The other driver, miraculously, was uninjured. Just a few bruises and a bit of stiffness. The accident was totally Gramma's fault--she ran a stop sign and barreled into 55-mph cross-traffic. However, there have been many serious-injury accidents at that same intersection, another one just four days later.

Between visiting hours with Gramma in the hospital, my dad and I moved the cheesy laminate 'guest room' furniture out of Gramma's room. I painted the walls a pretty butterwheat yellow, shampooed the carpet (they were nasty since she didn't make Dinky wear his diaper in her bedroom), and moved in the set my mom and her sisters once used (two twin beds, a dresser and a vanity) that Gramma had insisted we haul to Texas. Bought all new bedding and sewed up matching curtains. Stamped butterflies on the walls, and re-wallpapered the adjoining bathroom, and bought new bath rugs and towels. I held my breath as my grandmother saw it all for the first time, but she grinned, and even without her glasses, noticed the big butterflies on the walls.
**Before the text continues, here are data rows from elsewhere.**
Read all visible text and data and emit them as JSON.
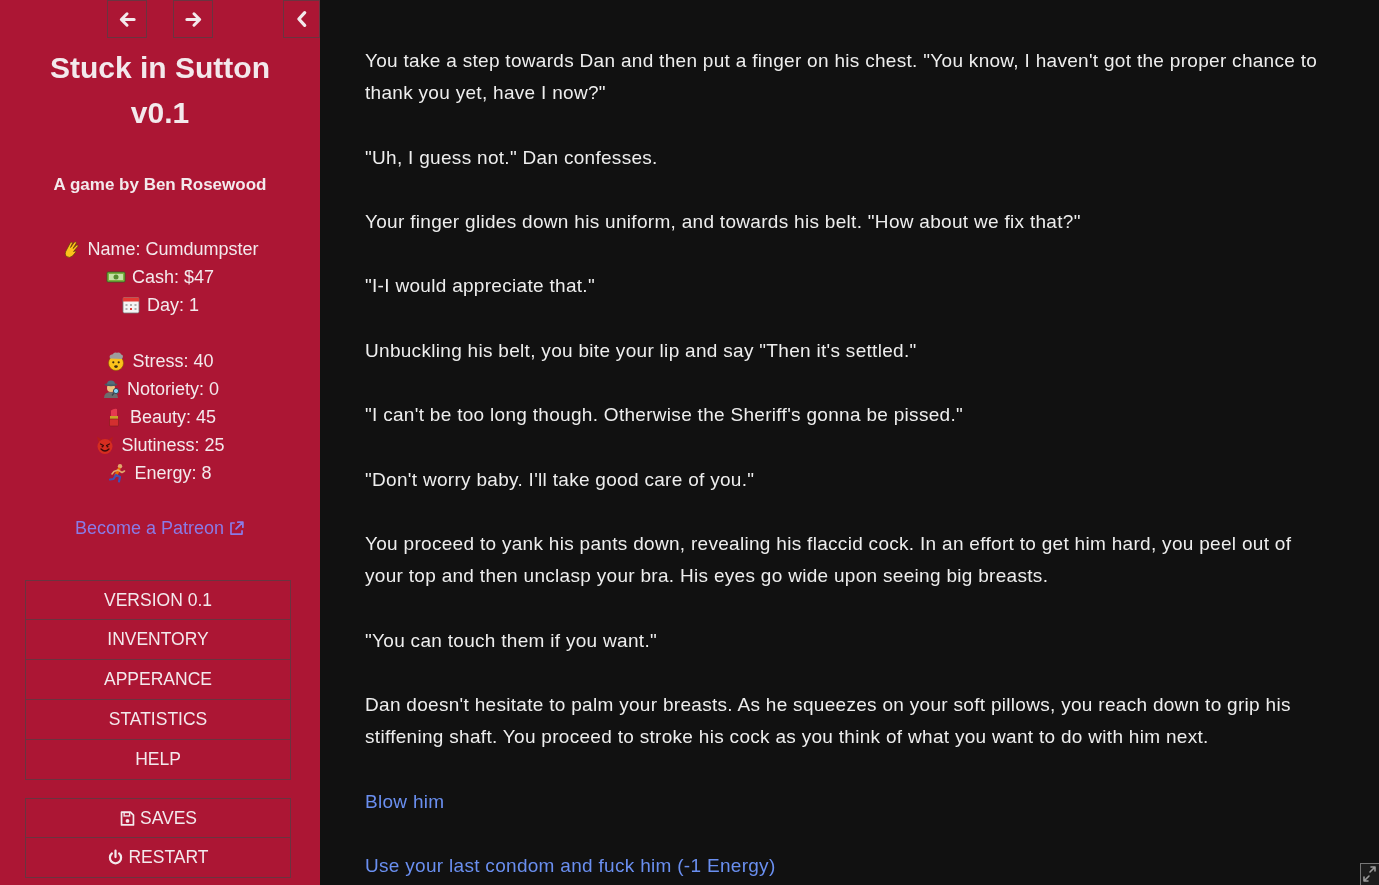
{
  "sidebar": {
    "title": "Stuck in Sutton v0.1",
    "byline": "A game by Ben Rosewood",
    "stat_groups": [
      [
        "Name: Cumdumpster",
        "Cash: $47",
        "Day: 1"
      ],
      [
        "Stress: 40",
        "Notoriety: 0",
        "Beauty: 45",
        "Slutiness: 25",
        "Energy: 8"
      ]
    ],
    "patreon_link": "Become a Patreon",
    "menu": [
      "VERSION 0.1",
      "INVENTORY",
      "APPERANCE",
      "STATISTICS",
      "HELP"
    ],
    "actions": [
      "SAVES",
      "RESTART"
    ]
  },
  "passage": {
    "paragraphs": [
      "You take a step towards Dan and then put a finger on his chest. \"You know, I haven't got the proper chance to thank you yet, have I now?\"",
      "\"Uh, I guess not.\" Dan confesses.",
      "Your finger glides down his uniform, and towards his belt. \"How about we fix that?\"",
      "\"I-I would appreciate that.\"",
      "Unbuckling his belt, you bite your lip and say \"Then it's settled.\"",
      "\"I can't be too long though. Otherwise the Sheriff's gonna be pissed.\"",
      "\"Don't worry baby. I'll take good care of you.\"",
      "You proceed to yank his pants down, revealing his flaccid cock. In an effort to get him hard, you peel out of your top and then unclasp your bra. His eyes go wide upon seeing big breasts.",
      "\"You can touch them if you want.\"",
      "Dan doesn't hesitate to palm your breasts. As he squeezes on your soft pillows, you reach down to grip his stiffening shaft. You proceed to stroke his cock as you think of what you want to do with him next."
    ],
    "choices": [
      "Blow him",
      "Use your last condom and fuck him (-1 Energy)"
    ]
  }
}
So that's where I've been for the last month. I'm still playing relief nursemaid at my mom's house, and trying to catch up on laundry and housework. But hopefully life will calm down for the next few weeks. :-) Here's hoping for a very boring rest of the month...

3 comments:

Eva Gale said...

Holy &%$@.

My FIL has Alzheimers, so I know how it is and I sympathize.

Unknown said...

Well, at least she won't be able to drive anymore. With my grandmother, we've found thinks sink in better when they come from a male doctor, if that helps. We had him write a perscription for her Alzheimer's care center, and when her drivers liscence was revoked following an accident (thank goodness no one was hurt in hers).

It is a long road. Try to find a support group for Alzheimer's caregivers. Seriously. I am not a support group person, but this is an ugly, spiraling disease which you can only understand by watching it. It's hard to lose people pieces at a time, worse to watch them losing peices of themselves.

Beaver said...

I read this post for the first time last week sometime when you decided to resurrect this blog. For a long time I didn't want to come back and visit after the accident because it felt like bad things were always happening. It was just too much. Thankfully, we've had a (relatively) uneventful year.

I will tell you that to this day I have an extreme emotional response to ambulance sirens. Lord help me if I'm driving and an ambulance comes screaming past...I fall apart. I hope I never have to chase an ambulance again.